U kunt het traditionele .NET Framework gebruiken voor het bouwen van toepassingen op basis van microservices (zonder containers) met behulp van gewone processen. Op die manier zijn processen licht en snel te starten, omdat het .NET Framework al is geïnstalleerd en gedeeld tussen processen. Als u echter containers gebruikt, is de installatiekopieën voor het traditionele .NET Framework ook gebaseerd op Windows Server Core en dat maakt het te zwaar voor een benadering van microservices-on-containers. Teams zijn echter ook op zoek naar mogelijkheden om de ervaring voor .NET Framework-gebruikers te verbeteren. Onlangs is de grootte van de Windows Server Core-containerinstallatiekopieën gereduceerd tot >40% kleiner.

Aan de andere kant is .NET 8 de beste kandidaat als u een microservicesgeoriënteerd systeem gebruikt dat is gebaseerd op containers, omdat .NET 8 lichtgewicht is. Bovendien zijn de bijbehorende containerinstallatiekopieën, voor Linux of Windows Nano Server, mager en klein, waardoor containers licht en snel kunnen worden gestart.

Een microservice is bedoeld om zo klein mogelijk te zijn: licht zijn bij het draaien, om een kleine footprint te hebben, om een kleine gebonden context te hebben (controleer DDD, Domeingestuurd ontwerp), om een klein gebied van problemen weer te geven en snel te kunnen starten en stoppen. Voor deze vereisten wilt u kleine en snelle containerinstallatiekopieën gebruiken, zoals de .NET 8-containerinstallatiekopie.
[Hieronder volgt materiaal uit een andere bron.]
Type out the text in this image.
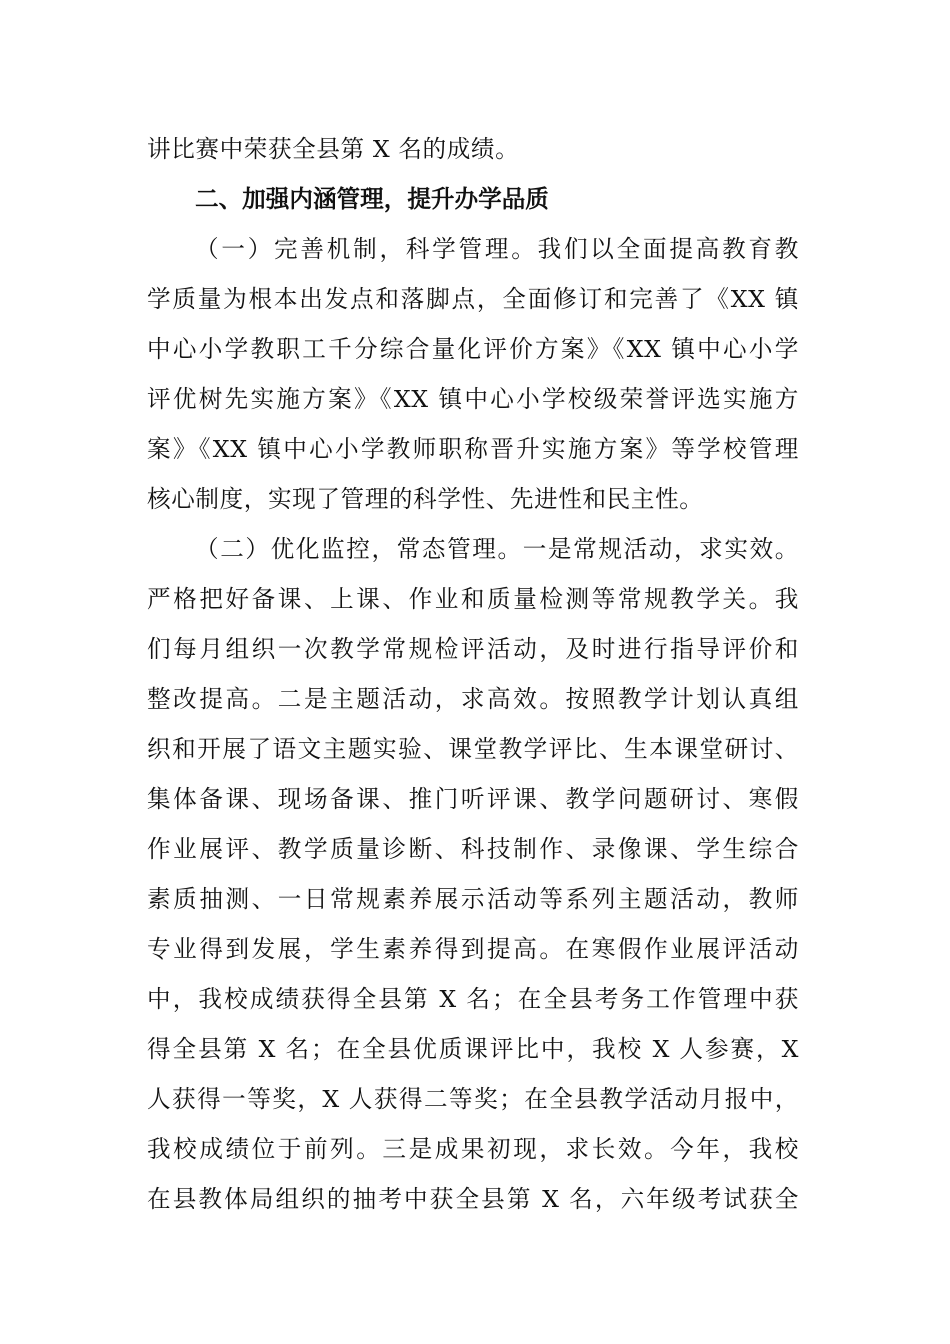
讲比赛中荣获全县第 X 名的成绩。
二、加强内涵管理，提升办学品质
（一）完善机制，科学管理。我们以全面提高教育教
学质量为根本出发点和落脚点，全面修订和完善了《XX 镇
中心小学教职工千分综合量化评价方案》《XX 镇中心小学
评优树先实施方案》《XX 镇中心小学校级荣誉评选实施方
案》《XX 镇中心小学教师职称晋升实施方案》等学校管理
核心制度，实现了管理的科学性、先进性和民主性。
（二）优化监控，常态管理。一是常规活动，求实效。
严格把好备课、上课、作业和质量检测等常规教学关。我
们每月组织一次教学常规检评活动，及时进行指导评价和
整改提高。二是主题活动，求高效。按照教学计划认真组
织和开展了语文主题实验、课堂教学评比、生本课堂研讨、
集体备课、现场备课、推门听评课、教学问题研讨、寒假
作业展评、教学质量诊断、科技制作、录像课、学生综合
素质抽测、一日常规素养展示活动等系列主题活动，教师
专业得到发展，学生素养得到提高。在寒假作业展评活动
中，我校成绩获得全县第 X 名；在全县考务工作管理中获
得全县第 X 名；在全县优质课评比中，我校 X 人参赛，X
人获得一等奖，X 人获得二等奖；在全县教学活动月报中，
我校成绩位于前列。三是成果初现，求长效。今年，我校
在县教体局组织的抽考中获全县第 X 名，六年级考试获全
Met een microservicesarchitectuur kunt u ook technologieën combineren binnen een servicegrens. Deze benadering maakt een geleidelijke migratie naar .NET 8 mogelijk voor nieuwe microservices die werken in combinatie met andere microservices of met services die zijn ontwikkeld met Node.js, Python, Java, GoLang of andere technologieën.

High-density implementeren in schaalbare systemen

Wanneer uw containersysteem de best mogelijke dichtheid, granulariteit en prestaties nodig heeft, zijn .NET en ASP.NET Core de beste opties. ASP.NET Core is maximaal 10 keer sneller dan ASP.NET in het traditionele .NET Framework en leidt dit tot andere populaire industrietechnologieën voor microservices, zoals Java-servlets, Go en Node.js.

Deze benadering is vooral relevant voor microservicearchitecturen, waarbij honderden microservices (containers) kunnen worden uitgevoerd. Met ASP.NET Core-installatiekopieën (op basis van de .NET-runtime) in Linux of Windows Nano kunt u uw systeem uitvoeren met een veel lager aantal servers of VM's, waardoor uiteindelijk kosten in infrastructuur en hosting worden bespaard.